Nuestro temor más profundo no es que somos meramente idóneos. Nuestro temor más profundo es que tenemos poder más allá de toda medida. Es nuestra luz, no nuestras tinieblas, lo que nos atemoriza…” Nelson Mandela

Introducción:

El culto a la personalidad es tan antiguo como la sociedad de clases. Significa la glorificación de unos en detrimento de las mayorías. Era costumbre, por ejemplo, que los emperadores chinos-para despachar con sus ministros, se acomodarán en una suerte de tarima bien alta, repleta de símbolos y riquezas, para establecer jerarquías y demostrar su condición celestial superior como enviados del más allá, mientras que los ministros debían transitar un largo trecho por la alfombra, en posición cuadrúpeda con cascos de asnos en las manos y rodillas, para demostrar su condición animal ante su señoría imperial.

El culto a la personalidad tiene un fundamento de origen: en todos los casos se parte de la deificación de las personalidades, de su egolatría y poder desmedido, de aquella máxima de Thomas Carlyle: Si la historia no está de acuerdo conmigo, mucho peor para la historia. Están por encima de todo y todos.

Los que dirigen son hombres y no dioses-repetía Fidel. Por los atributos de su personalidad, el papel histórico que le correspondió jugar en el ámbito nacional e internacional y el amor ilimitado del pueblo pudo haber promovido y cultivado un desenfrenado culto a su persona como pocos en la historia. Sin embargo, lejos de estimularlo, lo combatió sin tregua desde posiciones de principios como una grave deformación del liderazgo, especialmente dañino en la Revolución. Este aspecto es abordado claramente por Fidel cuando expresó:

No el culto fanático, no la obediencia ciega, no las fórmulas mágicas de resolver los problemas al conjuro de hombres sino que cada ciudadano se sienta responsable de la obra de la Revolución porque en el socialismo la solución de los problemas no es solo cosa de gobernantes sino de gobernantes y de pueblo.i

El poder es del pueblo- no mío, insistía una y otra vez. Fue un ser humano de una inteligencia superior, distante de la infalibilidad espuria, contrario raigal de la divinización o canonización de su figura. Como todos, tuvo grandes aportes y también errores, ninguno de principios. Tal vez su mayor error en la dirección revolucionaria fue el exceso de humanismo. Querer y conceder a su pueblo, más derechos que deberes, más conquistas que contribuciones, si es que acaso el exceso de humanismo y de derechos se puede catalogar como un error.

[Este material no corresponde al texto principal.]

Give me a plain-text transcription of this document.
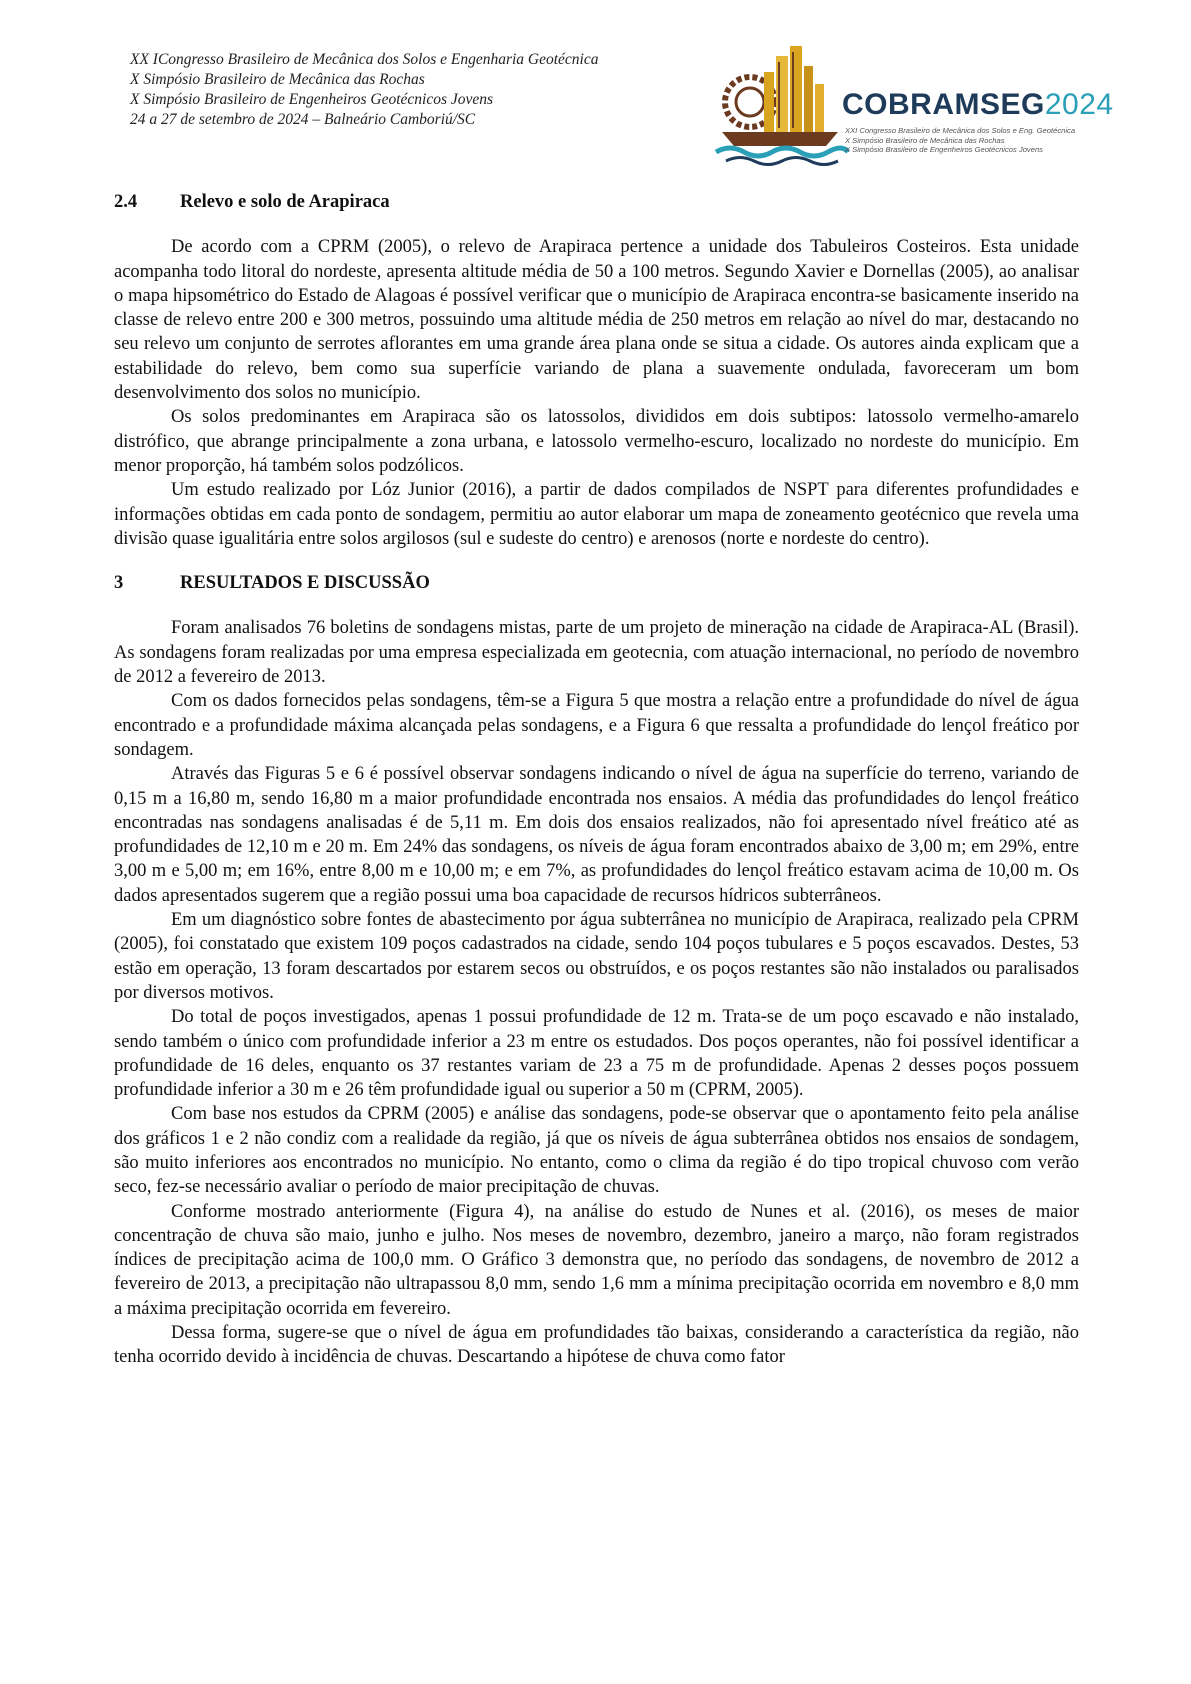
XX ICongresso Brasileiro de Mecânica dos Solos e Engenharia Geotécnica
X Simpósio Brasileiro de Mecânica das Rochas
X Simpósio Brasileiro de Engenheiros Geotécnicos Jovens
24 a 27 de setembro de 2024 – Balneário Camboriú/SC	COBRAMSEG2024
XXI Congresso Brasileiro de Mecânica dos Solos e Eng. Geotécnica
X Simpósio Brasileiro de Mecânica das Rochas
X Simpósio Brasileiro de Engenheiros Geotécnicos Jovens
2.4	Relevo e solo de Arapiraca

De acordo com a CPRM (2005), o relevo de Arapiraca pertence a unidade dos Tabuleiros Costeiros. Esta unidade acompanha todo litoral do nordeste, apresenta altitude média de 50 a 100 metros. Segundo Xavier e Dornellas (2005), ao analisar o mapa hipsométrico do Estado de Alagoas é possível verificar que o município de Arapiraca encontra-se basicamente inserido na classe de relevo entre 200 e 300 metros, possuindo uma altitude média de 250 metros em relação ao nível do mar, destacando no seu relevo um conjunto de serrotes aflorantes em uma grande área plana onde se situa a cidade. Os autores ainda explicam que a estabilidade do relevo, bem como sua superfície variando de plana a suavemente ondulada, favoreceram um bom desenvolvimento dos solos no município.

Os solos predominantes em Arapiraca são os latossolos, divididos em dois subtipos: latossolo vermelho-amarelo distrófico, que abrange principalmente a zona urbana, e latossolo vermelho-escuro, localizado no nordeste do município. Em menor proporção, há também solos podzólicos.

Um estudo realizado por Lóz Junior (2016), a partir de dados compilados de NSPT para diferentes profundidades e informações obtidas em cada ponto de sondagem, permitiu ao autor elaborar um mapa de zoneamento geotécnico que revela uma divisão quase igualitária entre solos argilosos (sul e sudeste do centro) e arenosos (norte e nordeste do centro).

3	RESULTADOS E DISCUSSÃO

Foram analisados 76 boletins de sondagens mistas, parte de um projeto de mineração na cidade de Arapiraca-AL (Brasil). As sondagens foram realizadas por uma empresa especializada em geotecnia, com atuação internacional, no período de novembro de 2012 a fevereiro de 2013.

Com os dados fornecidos pelas sondagens, têm-se a Figura 5 que mostra a relação entre a profundidade do nível de água encontrado e a profundidade máxima alcançada pelas sondagens, e a Figura 6 que ressalta a profundidade do lençol freático por sondagem.

Através das Figuras 5 e 6 é possível observar sondagens indicando o nível de água na superfície do terreno, variando de 0,15 m a 16,80 m, sendo 16,80 m a maior profundidade encontrada nos ensaios. A média das profundidades do lençol freático encontradas nas sondagens analisadas é de 5,11 m. Em dois dos ensaios realizados, não foi apresentado nível freático até as profundidades de 12,10 m e 20 m. Em 24% das sondagens, os níveis de água foram encontrados abaixo de 3,00 m; em 29%, entre 3,00 m e 5,00 m; em 16%, entre 8,00 m e 10,00 m; e em 7%, as profundidades do lençol freático estavam acima de 10,00 m. Os dados apresentados sugerem que a região possui uma boa capacidade de recursos hídricos subterrâneos.

Em um diagnóstico sobre fontes de abastecimento por água subterrânea no município de Arapiraca, realizado pela CPRM (2005), foi constatado que existem 109 poços cadastrados na cidade, sendo 104 poços tubulares e 5 poços escavados. Destes, 53 estão em operação, 13 foram descartados por estarem secos ou obstruídos, e os poços restantes são não instalados ou paralisados por diversos motivos.

Do total de poços investigados, apenas 1 possui profundidade de 12 m. Trata-se de um poço escavado e não instalado, sendo também o único com profundidade inferior a 23 m entre os estudados. Dos poços operantes, não foi possível identificar a profundidade de 16 deles, enquanto os 37 restantes variam de 23 a 75 m de profundidade. Apenas 2 desses poços possuem profundidade inferior a 30 m e 26 têm profundidade igual ou superior a 50 m (CPRM, 2005).

Com base nos estudos da CPRM (2005) e análise das sondagens, pode-se observar que o apontamento feito pela análise dos gráficos 1 e 2 não condiz com a realidade da região, já que os níveis de água subterrânea obtidos nos ensaios de sondagem, são muito inferiores aos encontrados no município. No entanto, como o clima da região é do tipo tropical chuvoso com verão seco, fez-se necessário avaliar o período de maior precipitação de chuvas.

Conforme mostrado anteriormente (Figura 4), na análise do estudo de Nunes et al. (2016), os meses de maior concentração de chuva são maio, junho e julho. Nos meses de novembro, dezembro, janeiro a março, não foram registrados índices de precipitação acima de 100,0 mm. O Gráfico 3 demonstra que, no período das sondagens, de novembro de 2012 a fevereiro de 2013, a precipitação não ultrapassou 8,0 mm, sendo 1,6 mm a mínima precipitação ocorrida em novembro e 8,0 mm a máxima precipitação ocorrida em fevereiro.

Dessa forma, sugere-se que o nível de água em profundidades tão baixas, considerando a característica da região, não tenha ocorrido devido à incidência de chuvas. Descartando a hipótese de chuva como fator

(…) los fundadores de un proceso revolucionario socialista adquieren ante sus conciudadanos tal autoridad y ascendencia, tales y tan poderosos medios, que el uso irrestricto de esa autoridad, ese prestigio y esos medios puede llevar a graves errores e increíbles abusos de poder. (…) cualquier hombre, no importa que actitudes se le puedan atribuir, nunca será superior a la capacidad colectiva, que la dirección colegiada, el respeto irrestricto a la práctica de la crítica y la autocrítica, la legalidad socialista, la democracia y disciplina partidista y estatal y la inviolabilidad de las normas y las ideas básicas del marxismo – leninismo y el socialismo son los únicos valores sobre los cuales puede sostenerse una verdadera dirección revolucionaria.ii

Exigió a sus compañeros en el seno del Partido, el Estado y el Gobierno el ejemplo. Nunca predicaba o pedía algo que primero no practicara en su conducta cotidiana. “Ningún revolucionario es más importante que la Revolución. El ejercicio del poder debe ser la práctica constante de la autolimitación y la modestia. El socialismo es la ciencia del ejemplo”iii. El ejemplo no de palabras sino de hechos: cuando se sintió enfermo, inmediatamente hizo el traspaso de todos sus poderes a la nueva dirección, sin traumas o resentimientos, se puso a un lado sin intromisiones o críticas aunque su autoridad superior nunca se puso en duda. Actitudes así son muy raras en el mundo a través de la historia.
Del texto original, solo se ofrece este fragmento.